Par François Jarraud
Est-il possible de réformer le lycée français ? A l’évidence, non ! Le texte présenté le 13 octobre par Nicolas Sarkozy est davantage un enterrement, celui du rêve d’un nouveau lycée démocratique, qu’une naissance. Ceux qui attendaient une véritable réforme du lycée restent sur leur faim. Ceux qui espéraient des avancées significatives sur au moins un des points noirs des lycées sont aussi déçus, tant il apparaît que les solutions proposées ont une efficacité nulle ou fortement réduite.
Le président promet de rééquilibrer les filières. Mais son projet se limite en fait à la modification des contenus d’enseignement de la seule filière littéraire. Pourra –t-on rendre celle-ci plus attractive uniquement en améliorant le niveau de langues ou en développant une branche « loisirs » ? On évite au moins de cette façon une réflexion d’ensemble sur les enseignements de base à donner au lycée…
Le président promet davantage d’égalité et de suivi personnalisé. Mais l’accompagnement des élèves est déjà présent dans les lycées à travers les heures de module et d’aide individualisée à hauteur de 4 heures hebdomadaires. Comment le nouvel accompagnement va-t-il se matérialiser ? Il est probable qu’il remplace ces deux dispositifs, d’ailleurs souvent dévoyés. Sera-t-il suffisant pour réduire les inégalités scolaires ? Le président de la République a d’emblée en début de discours fermé la porte à tout aménagement des contenus d’enseignement et des pratiques pédagogiques. On reste donc dans la philosophie des béquilles pour élèves faibles tel que cela est pratiqué au primaire et au collège. L’efficacité de ces dispositifs reste à démontrer.
Le président promet une meilleure orientation. La question du redoublement qui pourrit effectivement le système scolaire français du haut en bas, et qui n’est traitée ici que dans les années où elle est moins criticable, peut difficilement trouver de solution dans un stage de remise à niveau durant un mois d’été. Ce que montrent justement les études sur le redoublement c’est que n’est pas parce qu’on refait le programme qu’on règle les difficultés de l’élève. La solution résiderait plutôt dans un véritable travail d’accompagnement durant l’année scolaire.
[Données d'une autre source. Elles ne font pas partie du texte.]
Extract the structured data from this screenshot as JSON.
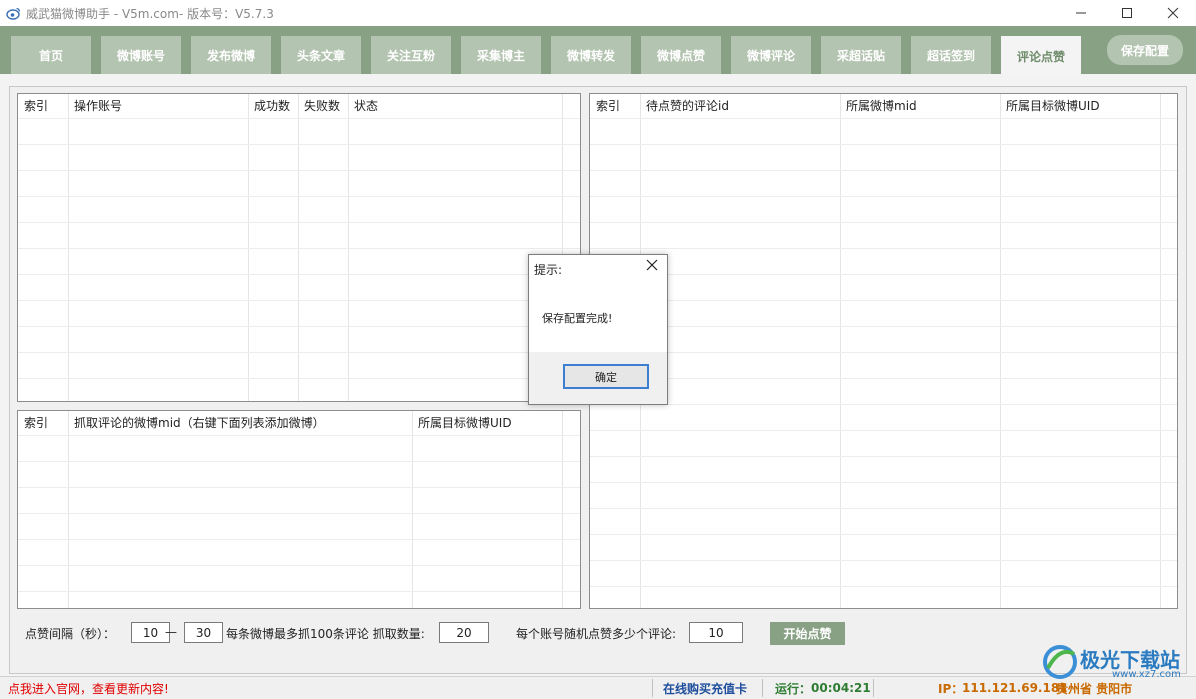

Les stages passerelles sont une idée mieux adaptée à condition d’être très vigilant sur le processus de réorientation lui-même de façon à le mettre au service du seul élève. A défaut on aura seulement donné un nouvel outil de tri dans les établissements et renforcé l’élitisme.
Finalement, avec un texte aussi limité, N Sarkozy enterre la réforme des lycées. Il aura fallu deux années de détermination gouvernementale, de négociations, de crises pour aboutir à un texte aussi modeste, qui ne retient du rapport Descoings que les mesures les plus limitées. Pour un moment encore, le local sera plus beau que le national.